Bob Brown CA spans 3,302 acres, including about 200 acres of woodland timber, 850 acres of cropland, 800 acres of old fields, 130 acres of grassland, 3 acres of lakes and ponds more than 1,000 acres of wetlands. The area is bounded by the Missouri River for three and a half miles.

“The north end of the area is the upland portion of the Bob Brown Conservation Area and has lots of higher ground,” said MDC resource assistant Rex Reynolds. “We plant food plots including a lot of legumes, alfalfa, ladino and red clover, milo and millet in this part of the area.”

Hunters will find small timbered patches on the upland portion at Bob Brown, as well as two relatively large wooded areas there. Shrub rows and windbreaks are great travel corridors for deer traversing between sanctuaries.

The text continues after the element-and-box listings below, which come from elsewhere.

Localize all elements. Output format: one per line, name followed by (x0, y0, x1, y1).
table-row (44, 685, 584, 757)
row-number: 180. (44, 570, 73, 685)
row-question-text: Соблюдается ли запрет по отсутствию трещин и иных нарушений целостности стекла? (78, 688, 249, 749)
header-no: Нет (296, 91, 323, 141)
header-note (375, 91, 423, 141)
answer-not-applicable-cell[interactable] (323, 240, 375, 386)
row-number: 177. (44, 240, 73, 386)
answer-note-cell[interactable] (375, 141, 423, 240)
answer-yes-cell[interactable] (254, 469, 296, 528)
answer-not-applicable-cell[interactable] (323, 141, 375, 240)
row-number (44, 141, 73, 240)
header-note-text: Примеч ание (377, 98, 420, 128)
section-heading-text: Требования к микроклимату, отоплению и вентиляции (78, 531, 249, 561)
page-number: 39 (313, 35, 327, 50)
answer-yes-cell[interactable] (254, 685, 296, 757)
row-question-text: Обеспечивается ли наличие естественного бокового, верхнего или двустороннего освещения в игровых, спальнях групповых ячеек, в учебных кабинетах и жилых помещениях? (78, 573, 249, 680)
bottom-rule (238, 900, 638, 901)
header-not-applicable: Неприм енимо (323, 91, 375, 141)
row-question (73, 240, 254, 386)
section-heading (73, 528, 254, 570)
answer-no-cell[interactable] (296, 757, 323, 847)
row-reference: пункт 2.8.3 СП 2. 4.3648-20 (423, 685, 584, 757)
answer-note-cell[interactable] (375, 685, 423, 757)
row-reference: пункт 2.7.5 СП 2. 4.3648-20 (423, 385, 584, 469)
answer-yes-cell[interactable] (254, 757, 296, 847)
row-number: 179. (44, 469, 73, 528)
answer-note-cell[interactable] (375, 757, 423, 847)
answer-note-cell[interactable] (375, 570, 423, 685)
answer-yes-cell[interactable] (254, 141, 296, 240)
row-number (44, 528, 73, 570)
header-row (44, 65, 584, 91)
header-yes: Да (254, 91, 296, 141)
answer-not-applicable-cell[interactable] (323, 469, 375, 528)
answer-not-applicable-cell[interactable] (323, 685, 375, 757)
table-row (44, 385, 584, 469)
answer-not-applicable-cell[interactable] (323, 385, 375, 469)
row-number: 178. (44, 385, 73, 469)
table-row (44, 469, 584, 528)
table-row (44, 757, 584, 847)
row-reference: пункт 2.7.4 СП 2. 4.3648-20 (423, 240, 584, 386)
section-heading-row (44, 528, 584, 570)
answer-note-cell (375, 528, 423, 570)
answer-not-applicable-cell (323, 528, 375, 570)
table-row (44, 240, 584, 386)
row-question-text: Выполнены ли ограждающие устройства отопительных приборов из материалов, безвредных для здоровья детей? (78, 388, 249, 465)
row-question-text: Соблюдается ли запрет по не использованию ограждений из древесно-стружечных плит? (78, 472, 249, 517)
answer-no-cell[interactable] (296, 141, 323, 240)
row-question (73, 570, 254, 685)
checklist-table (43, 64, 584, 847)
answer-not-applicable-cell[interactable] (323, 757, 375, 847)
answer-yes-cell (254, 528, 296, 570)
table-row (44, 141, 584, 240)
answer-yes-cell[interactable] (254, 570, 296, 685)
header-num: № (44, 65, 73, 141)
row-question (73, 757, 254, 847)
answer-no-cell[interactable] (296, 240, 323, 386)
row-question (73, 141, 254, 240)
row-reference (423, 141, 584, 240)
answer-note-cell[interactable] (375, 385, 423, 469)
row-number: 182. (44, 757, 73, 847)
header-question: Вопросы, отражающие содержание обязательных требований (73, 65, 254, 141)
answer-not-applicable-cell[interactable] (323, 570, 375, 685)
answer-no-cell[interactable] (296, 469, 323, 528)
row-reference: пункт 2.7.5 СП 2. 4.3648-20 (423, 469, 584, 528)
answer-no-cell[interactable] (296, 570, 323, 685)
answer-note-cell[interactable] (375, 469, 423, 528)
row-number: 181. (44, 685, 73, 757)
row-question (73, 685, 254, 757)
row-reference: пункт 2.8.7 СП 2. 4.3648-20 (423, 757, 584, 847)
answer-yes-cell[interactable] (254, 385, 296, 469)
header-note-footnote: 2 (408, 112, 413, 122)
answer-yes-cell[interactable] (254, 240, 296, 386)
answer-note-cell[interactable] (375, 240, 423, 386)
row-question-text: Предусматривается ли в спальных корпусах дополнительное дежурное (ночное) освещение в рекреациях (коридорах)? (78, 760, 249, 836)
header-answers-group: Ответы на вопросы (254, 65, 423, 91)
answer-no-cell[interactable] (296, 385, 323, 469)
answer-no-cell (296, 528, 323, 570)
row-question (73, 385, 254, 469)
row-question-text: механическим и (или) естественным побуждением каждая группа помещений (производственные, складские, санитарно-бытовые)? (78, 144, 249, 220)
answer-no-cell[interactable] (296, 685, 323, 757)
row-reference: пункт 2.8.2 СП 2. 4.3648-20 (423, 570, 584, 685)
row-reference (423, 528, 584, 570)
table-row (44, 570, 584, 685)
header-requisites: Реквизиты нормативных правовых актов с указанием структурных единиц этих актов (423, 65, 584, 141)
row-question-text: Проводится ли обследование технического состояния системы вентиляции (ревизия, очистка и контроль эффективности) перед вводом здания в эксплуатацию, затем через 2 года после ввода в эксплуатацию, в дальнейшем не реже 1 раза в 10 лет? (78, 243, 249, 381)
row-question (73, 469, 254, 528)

“We get a lot of deer swimming the Missouri River back and forth from Kansas,” Reynolds added. “The deer on this area are very nomadic.”

Deer hunting is limited to archery-only methods -- great news for bowhunters. Keep in mind that as a wetland area, some portions of this public tract are closed to deer hunters during the waterfowl season. Make certain you get an area map and understand all rules and regulations regarding this area before hunting or scouting it. For more information, contact the MDC at (816) 271-3100.

TED SHANKS CA
The northeast region’s Ted Shanks CA is 17 miles south of Hannibal on state Route 79; then, head east on county Route TT in Pike County.

The 6,705-acre CA includes eight and three-quarters miles of Mississippi River frontage. The area’s timber was greatly damaged by the flood of 1993. However, the habitat is recovering and this area offers hunters a great place for using bow and arrow to stick a deer.

“For the past four years we have been doing work on the 2,000-acre lower portion of the area that was damaged by the flood of 1993,” said MDC wildlife management biologist Mike Flaspohler. “We’ve been clearing the dead logs and snags there leftover from the flood and mechanically and chemically disturbing the reed canary grass that had overtaken this portion of the area.”

This area’s mosaic of habitat includes about 750 acres of bottomland hardwood timber, 2,000 acres of marsh, 1,364 acres of mixed shrub/scrub/emergent wetlands, 1,350 acres of row crops, 575 acres of oxbow lakes and sloughs and 722 acres of old fields, upland woods, levees and roads.